Но не только этим укоряла его совесть, ей было ведомо и другое. Он занимался любовью с прекрасной аббатисой женского монастыря, а затем перекочевал и в другую обитель. «Генрих! — говорила его совесть после вкушенного наслаждения. — Монахини эти отдаются тебе, как Юдифь Олоферну. Сперва они лишь агнцы, отданные на заклание, но под конец, в неистовом пылу, чуя, как подступает адский пламень, они готовы убить тебя». Итак, на ереси лежит печать зла и проклятия, это чувствовал король-протестант, но по-прежнему носил прядь волос вокруг уха, по обычаю своих единоверцев. Маршал Бирон шутил над его «переменами религии»: так называл он смену утех, которых Генрих искал у своих возлюбленных духовного звания. Король призвал старика к себе и тут впервые высказал вслух, что намерен отречься от своей веры и перейти в другую.

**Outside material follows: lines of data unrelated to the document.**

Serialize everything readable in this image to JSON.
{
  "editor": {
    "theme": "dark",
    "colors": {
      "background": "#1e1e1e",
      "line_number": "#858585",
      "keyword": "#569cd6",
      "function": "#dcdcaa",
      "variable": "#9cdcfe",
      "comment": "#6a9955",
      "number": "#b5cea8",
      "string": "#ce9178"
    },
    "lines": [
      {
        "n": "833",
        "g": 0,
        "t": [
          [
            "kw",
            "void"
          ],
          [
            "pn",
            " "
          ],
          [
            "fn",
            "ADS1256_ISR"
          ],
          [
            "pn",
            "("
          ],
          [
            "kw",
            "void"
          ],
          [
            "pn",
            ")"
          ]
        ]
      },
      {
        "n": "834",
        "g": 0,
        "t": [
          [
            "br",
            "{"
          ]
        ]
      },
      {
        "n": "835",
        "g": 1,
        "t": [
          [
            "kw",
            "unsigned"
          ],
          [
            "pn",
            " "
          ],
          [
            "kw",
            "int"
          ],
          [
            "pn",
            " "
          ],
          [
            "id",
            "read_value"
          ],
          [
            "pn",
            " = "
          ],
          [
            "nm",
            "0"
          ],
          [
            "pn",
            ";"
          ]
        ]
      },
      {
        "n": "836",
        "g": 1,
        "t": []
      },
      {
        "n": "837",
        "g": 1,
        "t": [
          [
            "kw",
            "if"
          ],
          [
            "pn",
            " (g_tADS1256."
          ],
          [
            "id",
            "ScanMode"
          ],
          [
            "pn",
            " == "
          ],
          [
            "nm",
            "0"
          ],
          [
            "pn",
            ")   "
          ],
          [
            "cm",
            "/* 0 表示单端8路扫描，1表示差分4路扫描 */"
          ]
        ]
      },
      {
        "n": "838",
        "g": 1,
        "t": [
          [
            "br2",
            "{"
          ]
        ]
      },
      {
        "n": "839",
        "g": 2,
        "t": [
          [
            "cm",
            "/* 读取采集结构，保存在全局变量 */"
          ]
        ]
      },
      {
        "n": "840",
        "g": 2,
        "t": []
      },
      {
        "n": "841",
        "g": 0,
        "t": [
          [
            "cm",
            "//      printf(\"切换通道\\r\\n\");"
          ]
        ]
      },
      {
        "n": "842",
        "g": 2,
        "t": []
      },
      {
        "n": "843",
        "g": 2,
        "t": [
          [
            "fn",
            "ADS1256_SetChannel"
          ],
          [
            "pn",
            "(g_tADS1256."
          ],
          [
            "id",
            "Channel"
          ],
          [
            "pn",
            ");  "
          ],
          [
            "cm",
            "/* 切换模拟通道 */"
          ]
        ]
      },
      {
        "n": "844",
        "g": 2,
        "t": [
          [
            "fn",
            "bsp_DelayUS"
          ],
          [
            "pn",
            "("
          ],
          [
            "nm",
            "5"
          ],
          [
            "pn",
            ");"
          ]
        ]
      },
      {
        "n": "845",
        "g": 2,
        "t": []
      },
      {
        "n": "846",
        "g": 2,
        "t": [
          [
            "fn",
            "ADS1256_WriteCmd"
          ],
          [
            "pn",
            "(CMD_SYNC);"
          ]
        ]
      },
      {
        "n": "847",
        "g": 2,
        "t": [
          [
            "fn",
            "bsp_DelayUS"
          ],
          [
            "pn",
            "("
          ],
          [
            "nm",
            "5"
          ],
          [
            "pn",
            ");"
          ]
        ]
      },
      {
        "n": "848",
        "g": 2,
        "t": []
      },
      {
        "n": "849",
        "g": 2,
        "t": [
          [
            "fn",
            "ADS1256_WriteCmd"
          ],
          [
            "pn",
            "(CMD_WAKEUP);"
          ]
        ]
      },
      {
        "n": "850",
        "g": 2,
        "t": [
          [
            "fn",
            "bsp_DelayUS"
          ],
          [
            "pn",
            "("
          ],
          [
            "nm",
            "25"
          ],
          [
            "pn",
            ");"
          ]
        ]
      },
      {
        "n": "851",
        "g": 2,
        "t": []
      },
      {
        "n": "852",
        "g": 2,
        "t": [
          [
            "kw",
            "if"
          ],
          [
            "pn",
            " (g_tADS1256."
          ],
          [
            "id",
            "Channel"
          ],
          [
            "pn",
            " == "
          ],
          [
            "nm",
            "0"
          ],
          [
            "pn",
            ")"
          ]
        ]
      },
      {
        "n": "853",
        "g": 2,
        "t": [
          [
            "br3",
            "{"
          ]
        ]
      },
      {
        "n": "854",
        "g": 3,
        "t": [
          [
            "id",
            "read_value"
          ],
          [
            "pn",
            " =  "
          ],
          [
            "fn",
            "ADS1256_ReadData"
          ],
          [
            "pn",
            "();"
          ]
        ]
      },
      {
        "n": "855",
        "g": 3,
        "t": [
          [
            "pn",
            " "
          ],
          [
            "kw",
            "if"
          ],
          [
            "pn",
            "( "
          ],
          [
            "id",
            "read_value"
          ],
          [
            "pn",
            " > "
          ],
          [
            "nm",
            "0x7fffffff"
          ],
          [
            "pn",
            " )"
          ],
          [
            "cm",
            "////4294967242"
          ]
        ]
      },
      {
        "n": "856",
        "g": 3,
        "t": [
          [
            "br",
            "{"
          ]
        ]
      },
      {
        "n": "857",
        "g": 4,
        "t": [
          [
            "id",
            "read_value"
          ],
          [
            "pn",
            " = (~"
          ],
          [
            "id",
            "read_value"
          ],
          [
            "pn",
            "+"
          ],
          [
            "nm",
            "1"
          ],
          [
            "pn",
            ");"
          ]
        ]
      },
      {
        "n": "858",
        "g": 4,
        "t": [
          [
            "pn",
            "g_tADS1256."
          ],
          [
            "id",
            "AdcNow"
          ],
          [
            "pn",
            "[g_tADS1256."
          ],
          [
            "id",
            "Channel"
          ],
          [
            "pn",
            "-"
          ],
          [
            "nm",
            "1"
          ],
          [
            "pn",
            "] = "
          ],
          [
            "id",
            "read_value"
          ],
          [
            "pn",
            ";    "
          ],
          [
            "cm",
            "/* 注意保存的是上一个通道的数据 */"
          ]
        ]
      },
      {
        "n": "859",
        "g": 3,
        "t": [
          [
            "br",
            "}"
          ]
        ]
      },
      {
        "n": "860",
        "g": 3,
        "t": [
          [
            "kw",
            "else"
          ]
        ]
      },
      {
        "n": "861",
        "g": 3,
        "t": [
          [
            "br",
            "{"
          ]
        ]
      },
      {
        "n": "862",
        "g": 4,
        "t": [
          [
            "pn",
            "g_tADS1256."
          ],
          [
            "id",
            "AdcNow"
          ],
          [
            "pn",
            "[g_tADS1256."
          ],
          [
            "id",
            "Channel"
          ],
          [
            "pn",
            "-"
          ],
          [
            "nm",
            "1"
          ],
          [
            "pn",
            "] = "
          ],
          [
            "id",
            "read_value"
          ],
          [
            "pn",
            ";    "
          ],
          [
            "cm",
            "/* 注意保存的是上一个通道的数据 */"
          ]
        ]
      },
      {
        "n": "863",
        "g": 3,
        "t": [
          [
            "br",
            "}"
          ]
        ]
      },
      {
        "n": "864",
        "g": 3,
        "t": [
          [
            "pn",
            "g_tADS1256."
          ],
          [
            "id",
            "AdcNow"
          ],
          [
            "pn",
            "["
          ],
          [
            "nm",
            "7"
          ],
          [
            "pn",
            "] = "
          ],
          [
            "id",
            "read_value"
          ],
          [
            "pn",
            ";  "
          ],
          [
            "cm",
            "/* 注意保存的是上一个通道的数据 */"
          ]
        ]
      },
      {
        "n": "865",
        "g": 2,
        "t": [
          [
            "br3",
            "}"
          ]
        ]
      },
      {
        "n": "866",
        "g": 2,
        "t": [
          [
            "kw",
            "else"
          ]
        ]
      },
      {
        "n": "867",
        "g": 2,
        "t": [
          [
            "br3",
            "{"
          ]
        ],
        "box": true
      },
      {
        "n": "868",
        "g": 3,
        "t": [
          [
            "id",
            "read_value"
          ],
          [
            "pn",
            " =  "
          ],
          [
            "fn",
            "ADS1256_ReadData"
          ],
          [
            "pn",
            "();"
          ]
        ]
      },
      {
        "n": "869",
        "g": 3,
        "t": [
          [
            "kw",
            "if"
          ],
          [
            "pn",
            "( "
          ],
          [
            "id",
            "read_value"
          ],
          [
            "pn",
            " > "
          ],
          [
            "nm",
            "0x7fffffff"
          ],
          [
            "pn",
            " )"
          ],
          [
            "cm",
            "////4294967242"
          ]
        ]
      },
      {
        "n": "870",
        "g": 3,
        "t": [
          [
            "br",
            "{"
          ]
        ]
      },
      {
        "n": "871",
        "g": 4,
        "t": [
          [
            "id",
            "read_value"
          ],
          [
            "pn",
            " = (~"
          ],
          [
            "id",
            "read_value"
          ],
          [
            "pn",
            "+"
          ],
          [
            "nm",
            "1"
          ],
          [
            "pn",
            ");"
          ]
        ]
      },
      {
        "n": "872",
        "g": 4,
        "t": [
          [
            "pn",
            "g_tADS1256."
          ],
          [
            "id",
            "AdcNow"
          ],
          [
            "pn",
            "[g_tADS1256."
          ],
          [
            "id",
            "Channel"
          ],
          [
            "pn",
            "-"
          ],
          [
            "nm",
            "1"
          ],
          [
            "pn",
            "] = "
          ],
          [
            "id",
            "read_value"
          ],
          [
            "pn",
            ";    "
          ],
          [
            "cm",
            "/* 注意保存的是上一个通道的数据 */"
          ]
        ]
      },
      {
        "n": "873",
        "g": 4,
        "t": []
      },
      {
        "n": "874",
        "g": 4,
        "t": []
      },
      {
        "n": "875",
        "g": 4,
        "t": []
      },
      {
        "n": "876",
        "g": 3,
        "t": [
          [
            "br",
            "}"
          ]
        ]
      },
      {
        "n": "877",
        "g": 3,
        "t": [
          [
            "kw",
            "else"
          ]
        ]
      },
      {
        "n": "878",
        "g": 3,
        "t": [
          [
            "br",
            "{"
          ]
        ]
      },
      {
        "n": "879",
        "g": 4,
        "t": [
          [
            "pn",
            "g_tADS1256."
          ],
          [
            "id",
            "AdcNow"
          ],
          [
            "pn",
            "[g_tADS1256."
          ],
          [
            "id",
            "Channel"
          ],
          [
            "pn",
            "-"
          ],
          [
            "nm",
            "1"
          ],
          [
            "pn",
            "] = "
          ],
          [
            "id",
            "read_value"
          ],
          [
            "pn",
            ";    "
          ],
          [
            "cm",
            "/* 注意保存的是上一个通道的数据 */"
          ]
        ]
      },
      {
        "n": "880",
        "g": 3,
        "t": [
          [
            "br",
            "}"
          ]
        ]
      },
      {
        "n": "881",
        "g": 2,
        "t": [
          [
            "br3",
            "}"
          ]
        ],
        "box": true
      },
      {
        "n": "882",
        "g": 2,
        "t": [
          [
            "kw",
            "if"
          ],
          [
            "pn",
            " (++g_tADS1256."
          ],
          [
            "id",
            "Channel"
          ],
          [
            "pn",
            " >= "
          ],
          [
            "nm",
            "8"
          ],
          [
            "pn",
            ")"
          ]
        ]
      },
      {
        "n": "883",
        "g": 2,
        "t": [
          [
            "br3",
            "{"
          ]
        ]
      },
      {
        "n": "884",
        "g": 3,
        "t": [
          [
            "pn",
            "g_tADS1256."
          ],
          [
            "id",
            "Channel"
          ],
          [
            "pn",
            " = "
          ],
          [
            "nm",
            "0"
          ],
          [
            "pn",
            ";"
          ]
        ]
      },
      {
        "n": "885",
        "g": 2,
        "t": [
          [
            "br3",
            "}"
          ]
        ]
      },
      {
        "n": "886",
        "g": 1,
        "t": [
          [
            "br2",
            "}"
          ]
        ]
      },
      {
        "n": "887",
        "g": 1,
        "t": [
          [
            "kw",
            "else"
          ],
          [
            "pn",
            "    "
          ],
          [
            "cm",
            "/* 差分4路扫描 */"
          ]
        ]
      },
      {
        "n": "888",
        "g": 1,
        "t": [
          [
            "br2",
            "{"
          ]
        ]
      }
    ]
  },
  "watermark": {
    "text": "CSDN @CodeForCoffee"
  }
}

Это признание было исторгнуто у него раскаянием и скорбью о деяниях, которых он, собственно, не совершал, но на которые его толкали. Такие чувства трудно понять старому вояке — хотя именно Бирон был осведомлен о некоторых темных закоулках и безднах в душе своего легкомысленного боевого петуха и повелителя. Их борьба друг с другом, пока они не обрели и не заключили друг друга в объятия, была совсем особого рода, она носила характер взаимного испытания; Бирон не забывал этого. Выпрямив тощее тело, слегка покачиваясь от вина, которое он потреблял неизменно, никогда не теряя ясности ума, лицом напоминая череп с висящими усами — так стоял маршал Бирон, размышлял, взвешивал, затем произнес, никто бы не ожидал, как мягко и нерешительно:
— Сир! Рассказывать мне об этом?
Генрих кивнул, потому что голос не повиновался ему. Потом прошептал:
— Говорите, только делайте вид, будто лжете.
Бирон согласился с ним.
— Все будут стараться угадать истину, но тщетно. Ведь я и сам не знаю ее. Ваше величество, будучи гугенотом, вы более двадцати лет защищали свою веру и право на престол, также и против меня, ибо я был ваш враг и враг адмирала Колиньи, которого мы, паписты, столь жестоко умертвили. Я ничего не позабыл из тех времен, сир! А вы?
Король слушал предостережение католика, высказанное мягким, но властным тоном. «Неужто мне впрямь отринуть веру королевы, матери моей?» — подумал Генрих. Перед ним засиял ошеломляюще яркий свет, откуда на него неотступно глядели глаза — чьи, подсказало ему лишь сознание собственной вины. Он был ослеплен, тот свет был внутренним озарением его совести. «Матушка», — подумал он. «Господин адмирал», — подумал он.
Хоть и побледнев и ощущая большую слабость, он все же взял себя в руки, придал решимость голосу и повторил свой приказ. С порога, в последний миг, он вновь вернул маршала.
— Только не говорите этого моим протестантам! Только не моим протестантам!